PavY00020-097-MEV-OASIS-FB-Tu es cette chanson de vie (Photopoème) ok reduit

Tu es cette chanson de vie

*

Tu es la terre verte, tu es la mer si bleue,

Et je suis cette graine d’amour,

Et je suis toutes tes vagues.

Tu es notre croissance et son fleurissement,

Et nous nous nourrissons de notre amour

Jusqu’à nous vivre, jusqu’à la fin des temps.


C’est pour toi que la vie existe,

Par toi que l’enfant resplendit.

J’ai des larmes de bonheur,

Elles coulent sur mes joues,

Tu les bois de tes lèvres

Comme je le fais des tiennes,

Elles sont le sel de nos émotions vraies.


Tu es le temps du temps

Et je suis ta clepsydre

Et comme tu coules en moi

Je me nourris de toi tant je te goûte.

Tu es aussi le vent du destin,

Ce vent des jours de tous les jours du temps

Qui gonfle la voile de mon amour en spirale.

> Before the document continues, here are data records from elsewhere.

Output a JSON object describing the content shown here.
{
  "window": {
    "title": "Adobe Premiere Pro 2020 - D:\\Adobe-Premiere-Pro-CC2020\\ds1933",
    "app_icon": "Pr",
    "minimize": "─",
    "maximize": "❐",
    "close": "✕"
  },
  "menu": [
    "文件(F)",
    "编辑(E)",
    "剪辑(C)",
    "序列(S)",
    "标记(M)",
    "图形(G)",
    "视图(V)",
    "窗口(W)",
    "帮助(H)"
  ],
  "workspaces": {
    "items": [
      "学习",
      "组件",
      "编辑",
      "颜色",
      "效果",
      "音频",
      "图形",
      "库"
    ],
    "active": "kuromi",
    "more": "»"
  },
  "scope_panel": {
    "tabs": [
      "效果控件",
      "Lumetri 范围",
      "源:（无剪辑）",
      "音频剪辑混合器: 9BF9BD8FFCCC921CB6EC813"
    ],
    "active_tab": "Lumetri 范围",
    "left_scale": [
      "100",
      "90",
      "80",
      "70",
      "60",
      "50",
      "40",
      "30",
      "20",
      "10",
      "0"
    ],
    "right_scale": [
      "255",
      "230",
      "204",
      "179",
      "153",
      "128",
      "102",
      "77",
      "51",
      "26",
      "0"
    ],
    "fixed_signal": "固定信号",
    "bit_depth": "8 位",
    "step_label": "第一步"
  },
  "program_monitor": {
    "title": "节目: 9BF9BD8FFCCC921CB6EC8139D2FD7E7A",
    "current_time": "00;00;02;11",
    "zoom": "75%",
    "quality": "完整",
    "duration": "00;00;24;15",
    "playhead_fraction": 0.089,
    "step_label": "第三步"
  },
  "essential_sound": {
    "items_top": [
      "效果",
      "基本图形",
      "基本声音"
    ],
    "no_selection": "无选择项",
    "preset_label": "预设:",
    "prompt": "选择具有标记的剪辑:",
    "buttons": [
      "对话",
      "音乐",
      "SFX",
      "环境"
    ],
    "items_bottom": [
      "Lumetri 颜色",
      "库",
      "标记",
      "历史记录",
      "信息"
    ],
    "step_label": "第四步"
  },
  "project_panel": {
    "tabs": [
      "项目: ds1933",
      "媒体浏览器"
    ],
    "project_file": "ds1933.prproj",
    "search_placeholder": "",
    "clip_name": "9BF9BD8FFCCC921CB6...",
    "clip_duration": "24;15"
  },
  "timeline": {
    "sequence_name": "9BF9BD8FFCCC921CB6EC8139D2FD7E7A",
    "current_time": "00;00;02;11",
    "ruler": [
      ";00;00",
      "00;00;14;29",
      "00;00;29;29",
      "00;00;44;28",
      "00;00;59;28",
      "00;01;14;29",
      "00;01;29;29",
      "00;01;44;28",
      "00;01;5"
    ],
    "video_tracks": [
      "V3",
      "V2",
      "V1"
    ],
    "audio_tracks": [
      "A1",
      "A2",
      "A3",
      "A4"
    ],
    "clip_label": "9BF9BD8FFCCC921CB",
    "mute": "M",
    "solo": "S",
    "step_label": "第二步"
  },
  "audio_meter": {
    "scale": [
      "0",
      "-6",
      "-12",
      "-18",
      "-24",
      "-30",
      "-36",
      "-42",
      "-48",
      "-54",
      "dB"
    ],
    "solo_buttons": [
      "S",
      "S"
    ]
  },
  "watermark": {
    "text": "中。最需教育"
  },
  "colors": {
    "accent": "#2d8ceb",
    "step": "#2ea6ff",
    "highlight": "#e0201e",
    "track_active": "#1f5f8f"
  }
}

C’est lui qui m’amena à toi à travers le pot-au-noir.


C’est pour toi que la vie existe,

Par toi que l’enfant resplendit.

J’ai des larmes de bonheur,

Elles coulent sur mes joues,

Tu les bois de tes lèvres

Comme je le fais des tiennes,

Elles sont le sel de nos émotions vraies.



Tu es la rose exotiquement pure

Irisée des nuances du bleu terre, ciel et mer.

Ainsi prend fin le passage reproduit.